Hi,

sounds like your accel is to high, start it low, very low and see if that fixes the problem. Then you can experiment to find

the useful maximum for your machine.

You can use the auto-cal function, I don't because I built my machine and I KNOW the parameters and can calculate the

steps per EXACTLY. The auto-cal function is for people who don't know their machine and can't be bothered to find out

and/or get confused over basic arithmetic. You decide which camp your in.

Work your axis backwards and forwards using MDI, going a useful distance each time. Set x=0 then go to x=4in and the back to x=0.

G0 X0

G0 X4

G0 X0

It should go back to the exact starting point. If it doesn't no setting or autocalibration is going to do you any good.

The numbers on the motor tuning screen are:

Step per unit, as discussed above should be 8128

Velocity in/min, recommended less than 98in/min, say 30in/min for a conservative starting point.

Acceleration in/sec/sec, recommended less than 9.8 in/sec/sec, say 3in/sec/sec for a conservative starting point.

G's, this is a display only and tells you the 'G force' corresponding to your acceleration setting above. For hobby machines

0.01 to 0.1 are common, high speed production machines can go upwards of 10.
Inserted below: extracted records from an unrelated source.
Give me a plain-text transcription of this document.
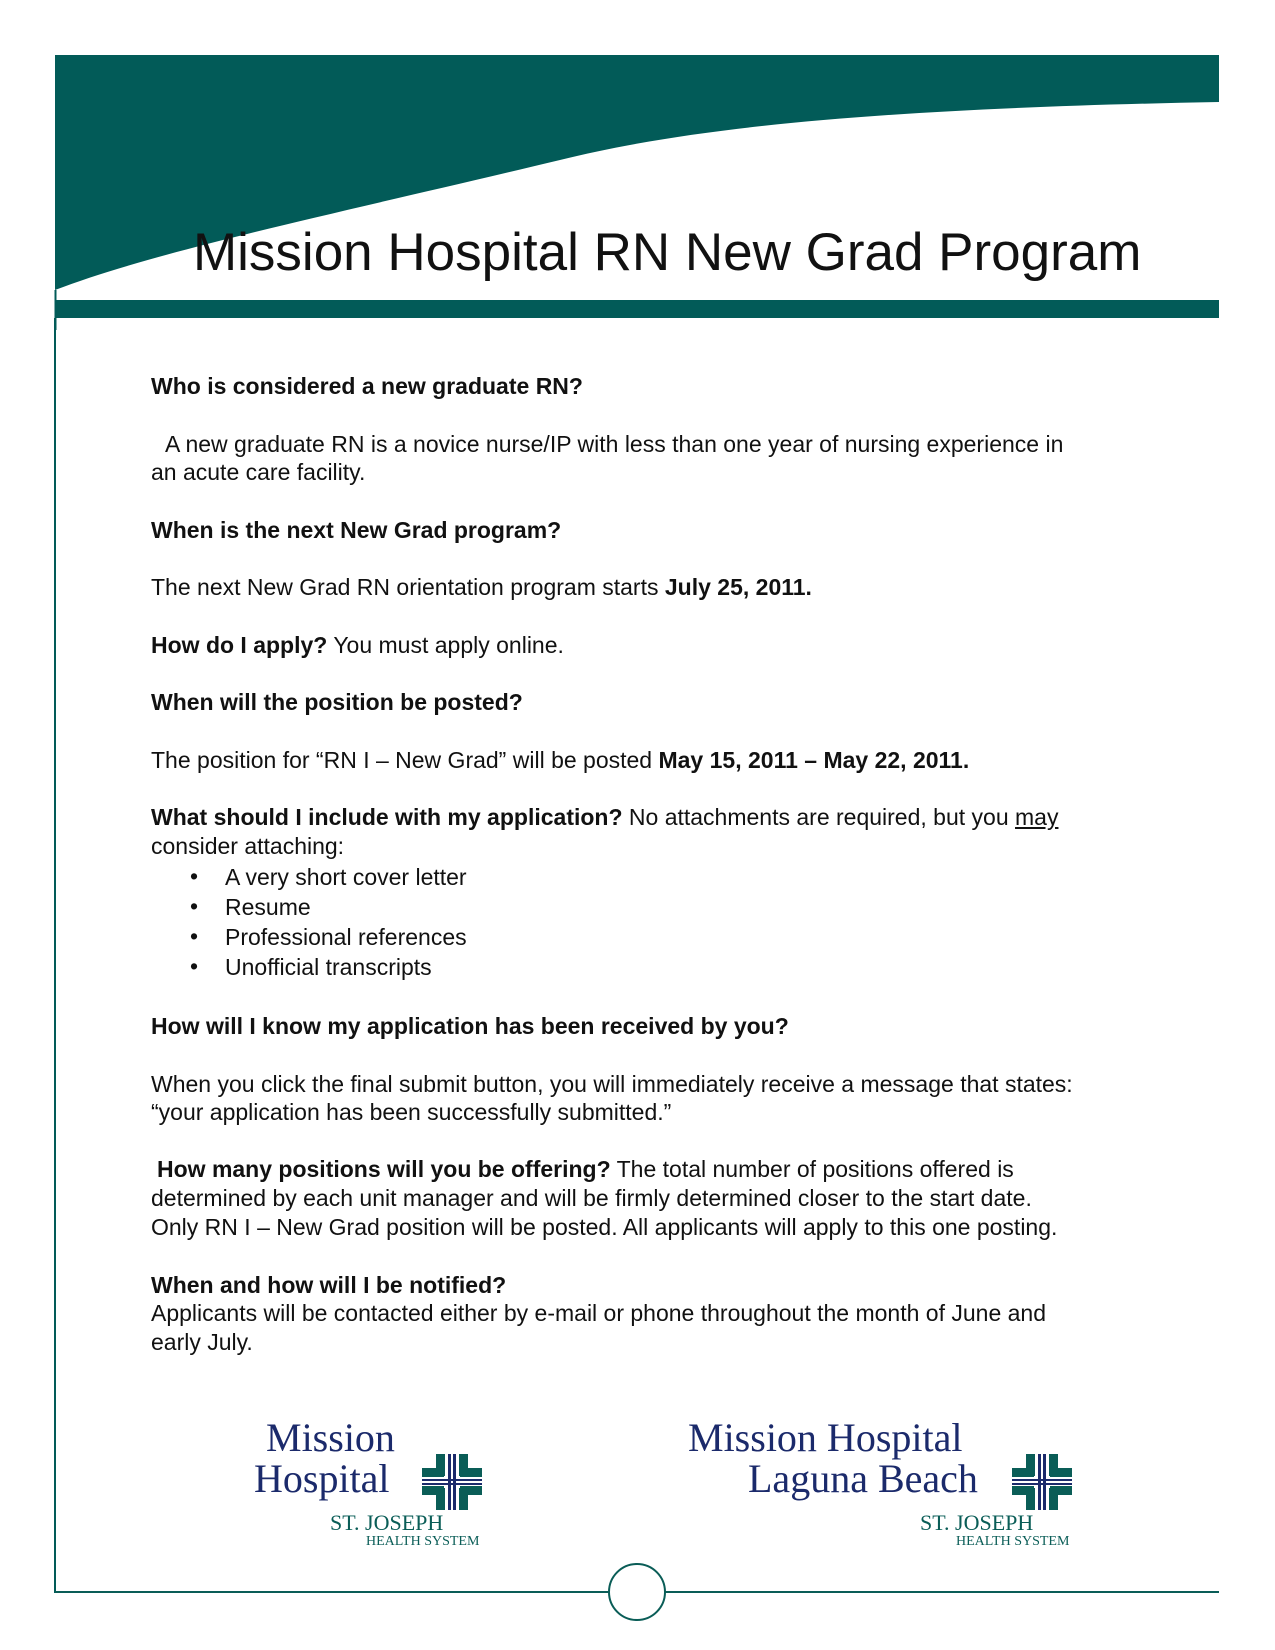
Mission Hospital RN New Grad Program
Who is considered a new graduate RN?
A new graduate RN is a novice nurse/IP with less than one year of nursing experience in
an acute care facility.
When is the next New Grad program?
The next New Grad RN orientation program starts July 25, 2011.
How do I apply? You must apply online.
When will the position be posted?
The position for “RN I – New Grad” will be posted May 15, 2011 – May 22, 2011.
What should I include with my application? No attachments are required, but you may
consider attaching:
• A very short cover letter
• Resume
• Professional references
• Unofficial transcripts
How will I know my application has been received by you?
When you click the final submit button, you will immediately receive a message that states:
“your application has been successfully submitted.”
How many positions will you be offering? The total number of positions offered is
determined by each unit manager and will be firmly determined closer to the start date.
Only RN I – New Grad position will be posted. All applicants will apply to this one posting.
When and how will I be notified?
Applicants will be contacted either by e-mail or phone throughout the month of June and
early July.
Mission
Hospital
ST. JOSEPH
HEALTH SYSTEM
Mission Hospital
Laguna Beach
ST. JOSEPH
HEALTH SYSTEM
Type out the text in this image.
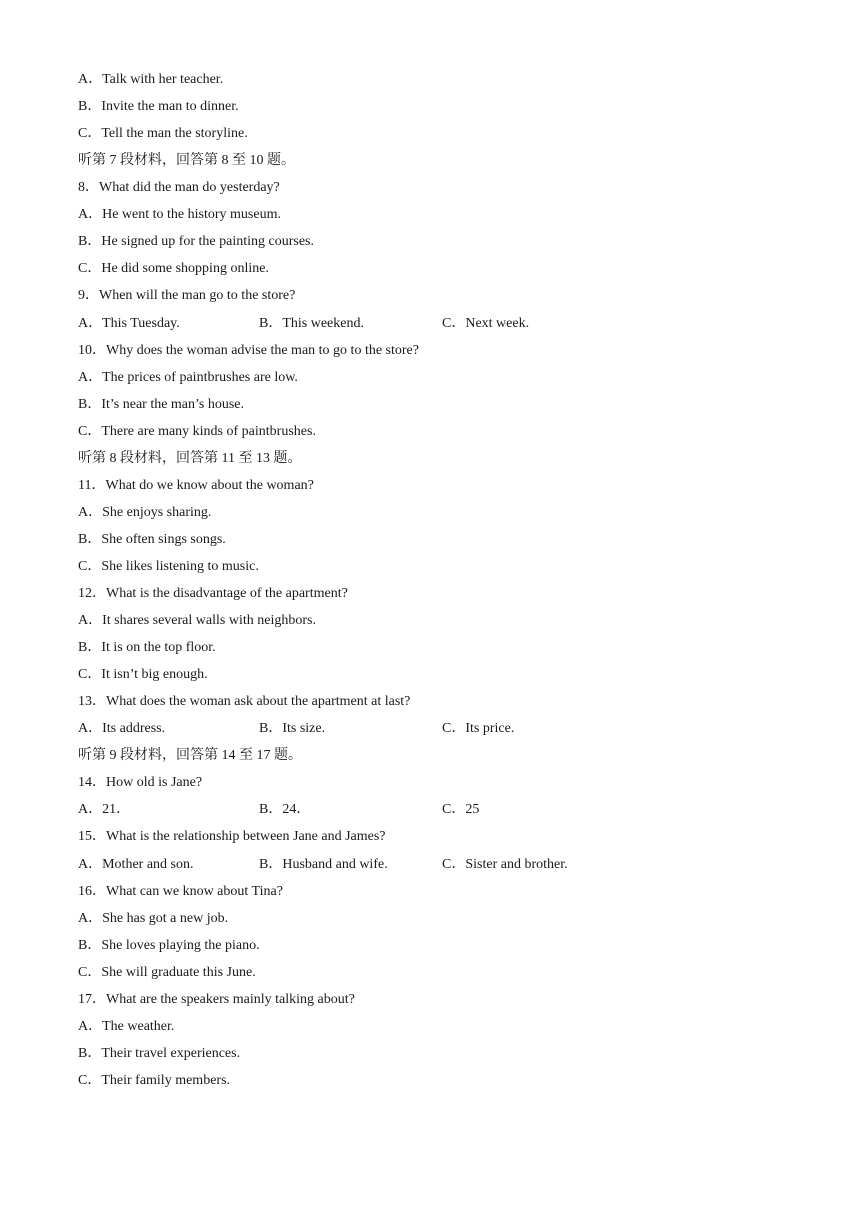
A．Talk with her teacher.
B．Invite the man to dinner.
C．Tell the man the storyline.
听第 7 段材料，回答第 8 至 10 题。
8．What did the man do yesterday?
A．He went to the history museum.
B．He signed up for the painting courses.
C．He did some shopping online.
9．When will the man go to the store?
A．This Tuesday.	B．This weekend.	C．Next week.
10．Why does the woman advise the man to go to the store?
A．The prices of paintbrushes are low.
B．It’s near the man’s house.
C．There are many kinds of paintbrushes.
听第 8 段材料，回答第 11 至 13 题。
11．What do we know about the woman?
A．She enjoys sharing.
B．She often sings songs.
C．She likes listening to music.
12．What is the disadvantage of the apartment?
A．It shares several walls with neighbors.
B．It is on the top floor.
C．It isn’t big enough.
13．What does the woman ask about the apartment at last?
A．Its address.	B．Its size.	C．Its price.
听第 9 段材料，回答第 14 至 17 题。
14．How old is Jane?
A．21．	B．24．	C．25
15．What is the relationship between Jane and James?
A．Mother and son.	B．Husband and wife.	C．Sister and brother.
16．What can we know about Tina?
A．She has got a new job.
B．She loves playing the piano.
C．She will graduate this June.
17．What are the speakers mainly talking about?
A．The weather.
B．Their travel experiences.
C．Their family members.
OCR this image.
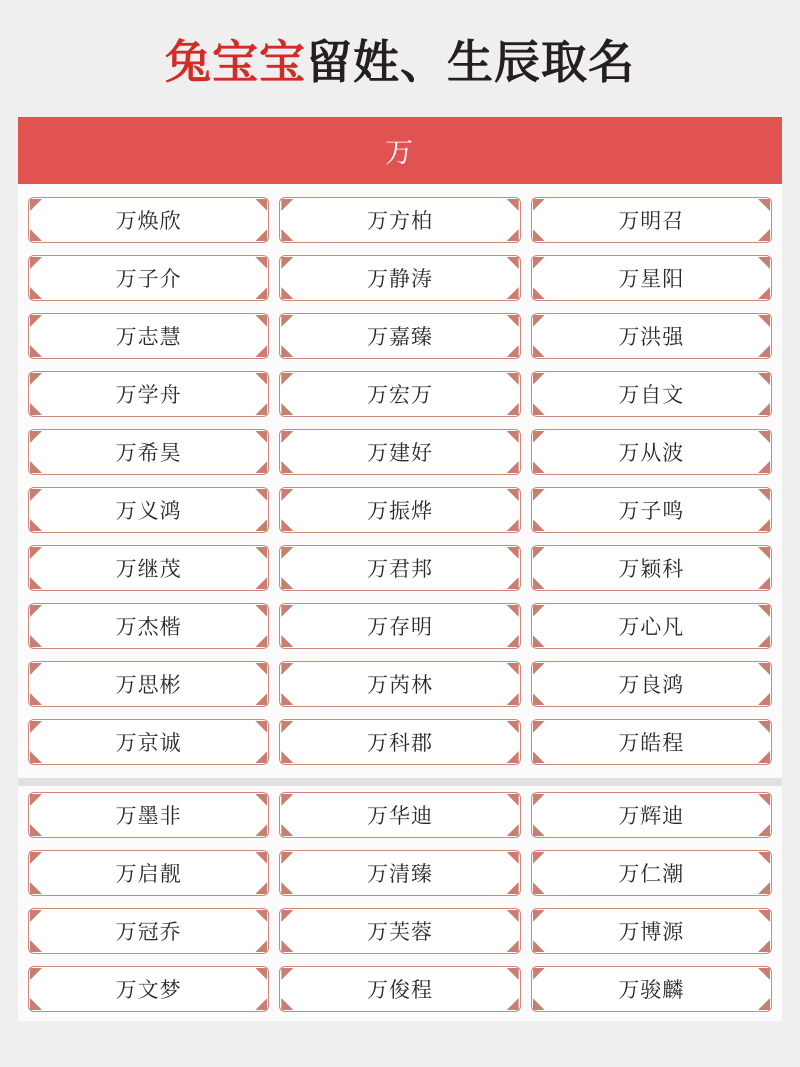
兔宝宝留姓、生辰取名
万
万焕欣	万方柏	万明召
万子介	万静涛	万星阳
万志慧	万嘉臻	万洪强
万学舟	万宏万	万自文
万希昊	万建好	万从波
万义鸿	万振烨	万子鸣
万继茂	万君邦	万颖科
万杰楷	万存明	万心凡
万思彬	万芮林	万良鸿
万京诚	万科郡	万皓程
万墨非	万华迪	万辉迪
万启靓	万清臻	万仁潮
万冠乔	万芙蓉	万博源
万文梦	万俊程	万骏麟
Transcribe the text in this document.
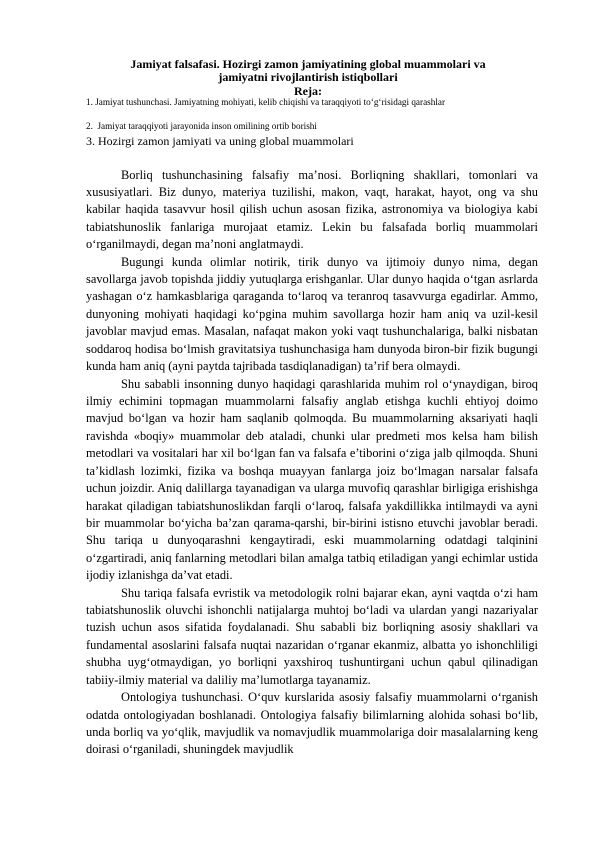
Jamiyat falsafasi. Hozirgi zamon jamiyatining global muammolari va
jamiyatni rivojlantirish istiqbollari
Reja:
1. Jamiyat tushunchasi. Jamiyatning mohiyati, kelib chiqishi va taraqqiyoti to‘g‘risidagi qarashlar
2.  Jamiyat taraqqiyoti jarayonida inson omilining ortib borishi
3. Hozirgi zamon jamiyati va uning global muammolari

Borliq tushunchasining falsafiy ma’nosi. Borliqning shakllari, tomonlari va xususiyatlari. Biz dunyo, materiya tuzilishi, makon, vaqt, harakat, hayot, ong va shu kabilar haqida tasavvur hosil qilish uchun asosan fizika, astronomiya va biologiya kabi tabiatshunoslik fanlariga murojaat etamiz. Lekin bu falsafada borliq muammolari o‘rganilmaydi, degan ma’noni anglatmaydi.

Bugungi kunda olimlar notirik, tirik dunyo va ijtimoiy dunyo nima, degan savollarga javob topishda jiddiy yutuqlarga erishganlar. Ular dunyo haqida o‘tgan asrlarda yashagan o‘z hamkasblariga qaraganda to‘laroq va teranroq tasavvurga egadirlar. Ammo, dunyoning mohiyati haqidagi ko‘pgina muhim savollarga hozir ham aniq va uzil-kesil javoblar mavjud emas. Masalan, nafaqat makon yoki vaqt tushunchalariga, balki nisbatan soddaroq hodisa bo‘lmish gravitatsiya tushunchasiga ham dunyoda biron-bir fizik bugungi kunda ham aniq (ayni paytda tajribada tasdiqlanadigan) ta’rif bera olmaydi.

Shu sababli insonning dunyo haqidagi qarashlarida muhim rol o‘ynaydigan, biroq ilmiy echimini topmagan muammolarni falsafiy anglab etishga kuchli ehtiyoj doimo mavjud bo‘lgan va hozir ham saqlanib qolmoqda. Bu muammolarning aksariyati haqli ravishda «boqiy» muammolar deb ataladi, chunki ular predmeti mos kelsa ham bilish metodlari va vositalari har xil bo‘lgan fan va falsafa e’tiborini o‘ziga jalb qilmoqda. Shuni ta’kidlash lozimki, fizika va boshqa muayyan fanlarga joiz bo‘lmagan narsalar falsafa uchun joizdir. Aniq dalillarga tayanadigan va ularga muvofiq qarashlar birligiga erishishga harakat qiladigan tabiatshunoslikdan farqli o‘laroq, falsafa yakdillikka intilmaydi va ayni bir muammolar bo‘yicha ba’zan qarama-qarshi, bir-birini istisno etuvchi javoblar beradi. Shu tariqa u dunyoqarashni kengaytiradi, eski muammolarning odatdagi talqinini o‘zgartiradi, aniq fanlarning metodlari bilan amalga tatbiq etiladigan yangi echimlar ustida ijodiy izlanishga da’vat etadi.

Shu tariqa falsafa evristik va metodologik rolni bajarar ekan, ayni vaqtda o‘zi ham tabiatshunoslik oluvchi ishonchli natijalarga muhtoj bo‘ladi va ulardan yangi nazariyalar tuzish uchun asos sifatida foydalanadi. Shu sababli biz borliqning asosiy shakllari va fundamental asoslarini falsafa nuqtai nazaridan o‘rganar ekanmiz, albatta yo ishonchliligi shubha uyg‘otmaydigan, yo borliqni yaxshiroq tushuntirgani uchun qabul qilinadigan tabiiy-ilmiy material va daliliy ma’lumotlarga tayanamiz.

Ontologiya tushunchasi. O‘quv kurslarida asosiy falsafiy muammolarni o‘rganish odatda ontologiyadan boshlanadi. Ontologiya falsafiy bilimlarning alohida sohasi bo‘lib, unda borliq va yo‘qlik, mavjudlik va nomavjudlik muammolariga doir masalalarning keng doirasi o‘rganiladi, shuningdek mavjudlik
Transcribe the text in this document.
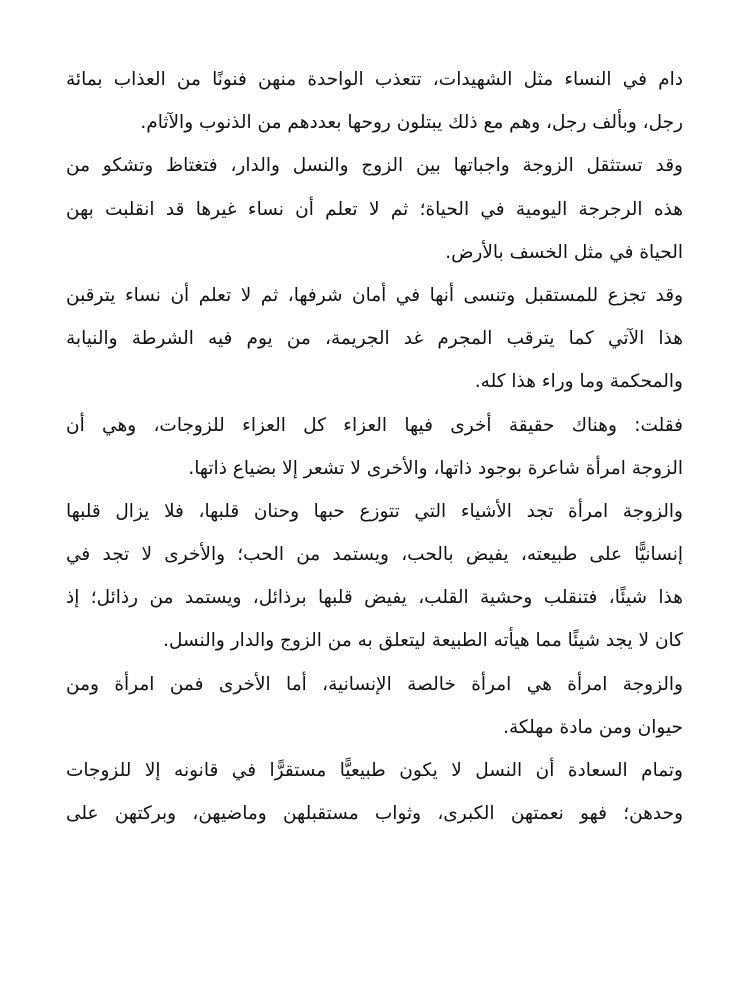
دام في النساء مثل الشهيدات، تتعذب الواحدة منهن فنونًا من العذاب بمائة
رجل، وبألف رجل، وهم مع ذلك يبتلون روحها بعددهم من الذنوب والآثام.
وقد تستثقل الزوجة واجباتها بين الزوج والنسل والدار، فتغتاظ وتشكو من
هذه الرجرجة اليومية في الحياة؛ ثم لا تعلم أن نساء غيرها قد انقلبت بهن
الحياة في مثل الخسف بالأرض.
وقد تجزع للمستقبل وتنسى أنها في أمان شرفها، ثم لا تعلم أن نساء يترقبن
هذا الآتي كما يترقب المجرم غد الجريمة، من يوم فيه الشرطة والنيابة
والمحكمة وما وراء هذا كله.
فقلت: وهناك حقيقة أخرى فيها العزاء كل العزاء للزوجات، وهي أن
الزوجة امرأة شاعرة بوجود ذاتها، والأخرى لا تشعر إلا بضياع ذاتها.
والزوجة امرأة تجد الأشياء التي تتوزع حبها وحنان قلبها، فلا يزال قلبها
إنسانيًّا على طبيعته، يفيض بالحب، ويستمد من الحب؛ والأخرى لا تجد في
هذا شيئًا، فتنقلب وحشية القلب، يفيض قلبها برذائل، ويستمد من رذائل؛ إذ
كان لا يجد شيئًا مما هيأته الطبيعة ليتعلق به من الزوج والدار والنسل.
والزوجة امرأة هي امرأة خالصة الإنسانية، أما الأخرى فمن امرأة ومن
حيوان ومن مادة مهلكة.
وتمام السعادة أن النسل لا يكون طبيعيًّا مستقرًّا في قانونه إلا للزوجات
وحدهن؛ فهو نعمتهن الكبرى، وثواب مستقبلهن وماضيهن، وبركتهن على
The next two parameters are the pulse length presented to the motor drive by Mach3. My drivers are good quality Japanese ones

and the specs say 1.25us is enuf. If you have crappy ones 5-10 us might be better. If the pulse is to short the driver might miss it

altogether. Note that when you make alterations on the tuning page you have to 'save before exit' or the changes will not be implemented.

The trick to getting this stuff to work is not to change everything at once, change one item and establish what effect it has. If you can

understand each effect then you are well placed to find the right balance of parameters/settings.